Duas métricas fundamentais — o valor da empresa em relação ao EBITDA e o tradicional múltiplo preço/lucro — apontam para uma clara sobrevalorização. Mesmo para o mercado como um todo, os números já são elevados: o P/L do S&P 500, em torno de 25, supera a média histórica de 17. No setor de tecnologia, representado por índices como o Nasdaq 100 e o S&P 500 Tecnologia, esses múltiplos são ainda mais altos — e alcançam patamares extremos quando se observa o grupo das “sete magníficas” ou big techs.

Em outras palavras, se ainda é possível questionar a existência de uma bolha generalizada no mercado de ações, o mesmo não se aplica ao setor de tecnologia — e menos ainda às gigantes que o dominam.

Índices de Mercados Preço/Lucros  VE/EBITDA
S&P 500 ~24.8x ~15.2x
Nasdaq 100 ~29.2x ~19.1x
Dow Jones Industrial Average ~22.5x ~13.1x
S&P 500  Tecnologia ~31.5x ~20.5x
As 7 Magníficas* (Agregado) ~33.0x                       ~23.8x

* Apple, Amazon, Meta, Google, NVIDIA, Microsoft e Tesla

A contraposição à tese da bolha baseia-se no argumento de que, apesar dos múltiplos elevados, os resultados em vendas e lucros decorrentes dos investimentos em IA vêm crescendo e, por isso, tenderiam a reduzir gradualmente esses múltiplos.
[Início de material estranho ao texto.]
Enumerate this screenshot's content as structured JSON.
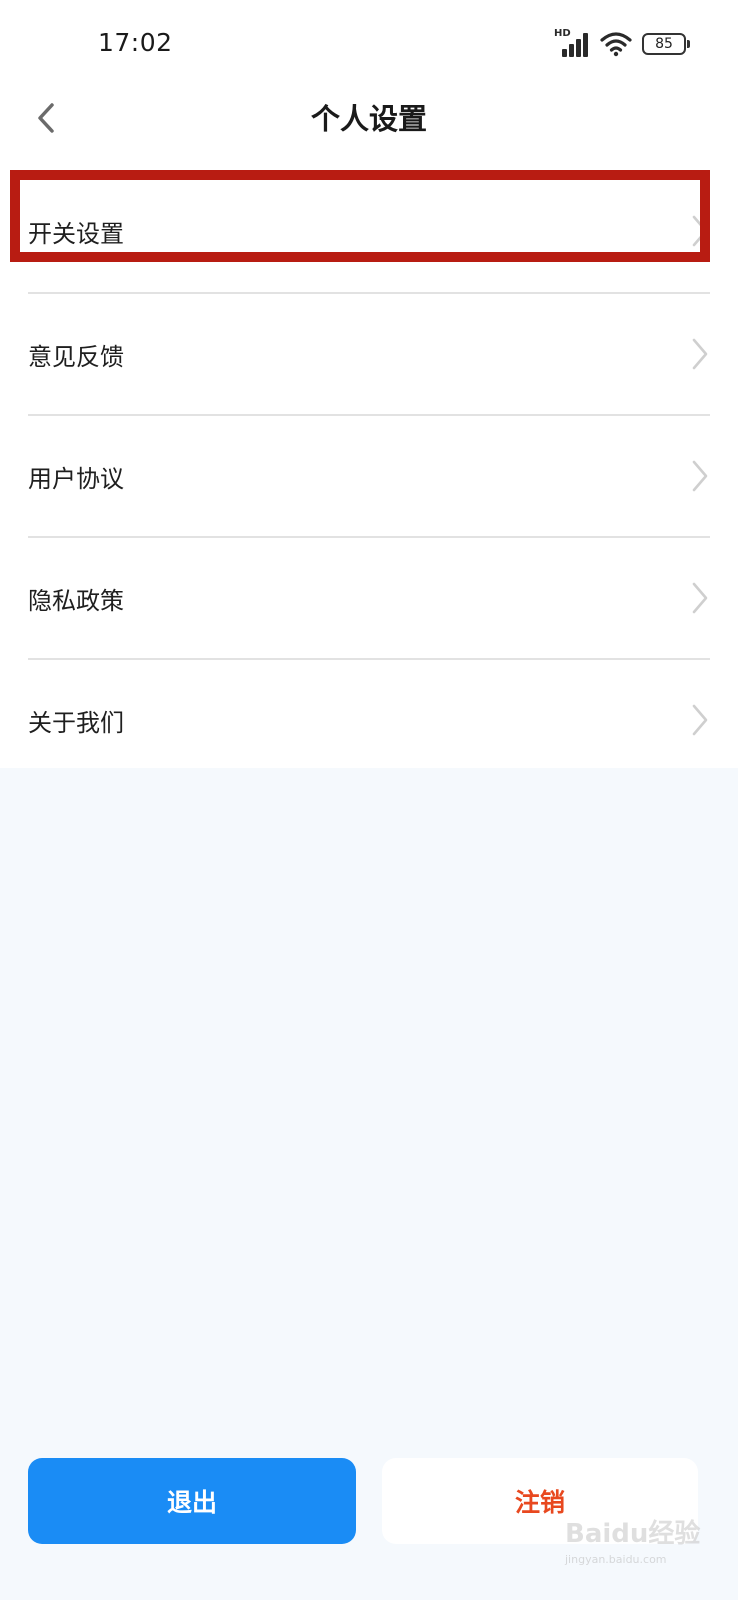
{
  "status_bar": {
    "time": "17:02",
    "network": "HD",
    "battery": "85",
    "icons": [
      "signal-icon",
      "wifi-icon",
      "battery-icon"
    ]
  },
  "nav": {
    "back_icon": "chevron-left-icon",
    "title": "个人设置"
  },
  "menu": {
    "items": [
      {
        "label": "开关设置"
      },
      {
        "label": "意见反馈"
      },
      {
        "label": "用户协议"
      },
      {
        "label": "隐私政策"
      },
      {
        "label": "关于我们"
      }
    ]
  },
  "buttons": {
    "logout": "退出",
    "cancel_account": "注销"
  },
  "watermark": {
    "logo": "Baidu经验",
    "url": "jingyan.baidu.com"
  },
  "colors": {
    "primary": "#1a8cf5",
    "danger": "#e8481f",
    "highlight": "#b81c12",
    "page_bg": "#f5f9fd"
  }
}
No entanto, é preciso destacar que tais resultados têm sido mais lentos e distantes das projeções formuladas por empresas e investidores.

Segundo essa visão otimista, o aumento contínuo da produtividade e a expansão dos lucros justificariam a valorização das ações, sendo os principais limites ao crescimento de curto prazo de natureza física — como a escassez de chips e a capacidade de construção de data centers. Todavia, diversos analistas, entre eles o prêmio Nobel de Economia Daron Acemogluos ganhos de produtividade e portanto, a redução de custos decorrentes da utilização da IA são modestos. 

O ponto central diz respeito às limitações de uso da IA no âmbito das empresas. A este respeito, um relatório elaborado por pesquisadores do Massachusetts Institute of Technology (MIT) destaca e questiona cinco mitos amplamente difundidos.

Mito 1: A IA substituirá a maioria dos empregos nos próximos anos.

Embora exista uma expectativa de que a automação impulsionada pela IA resulte em demissões em massa, os dados analisados apontam para um impacto limitado sobre o emprego. 

Mito 2: A IA Generativa está transformando os negócios.

Apesar de uma alta taxa de adoção das ferramentas de IA Generativa, a transformação efetiva dos negócios permanece pequena. 

Mito 3: As empresas são lentas na adoção de novas tecnologias.

Contrariando a percepção de lentidão, cerca de 90% das empresas já realizaram testes sérios com ferramentas de IA. 

Mito 4: O maior obstáculo para a IA é a qualidade do modelo, questões legais ou dados.

O relatório evidencia que o maior impedimento é, na verdade, a dificuldade de integrar as ferramentas de IA aos fluxos de trabalho existentes. A adaptação das rotinas e processos corporativos para acomodar a IA é um desafio central.

Mito 5: As melhores empresas estão construindo suas próprias ferramentas de IA.

Segundo os pesquisadores, as ferramentas internas apresentam uma taxa de falha duas vezes maior que as soluções externas. 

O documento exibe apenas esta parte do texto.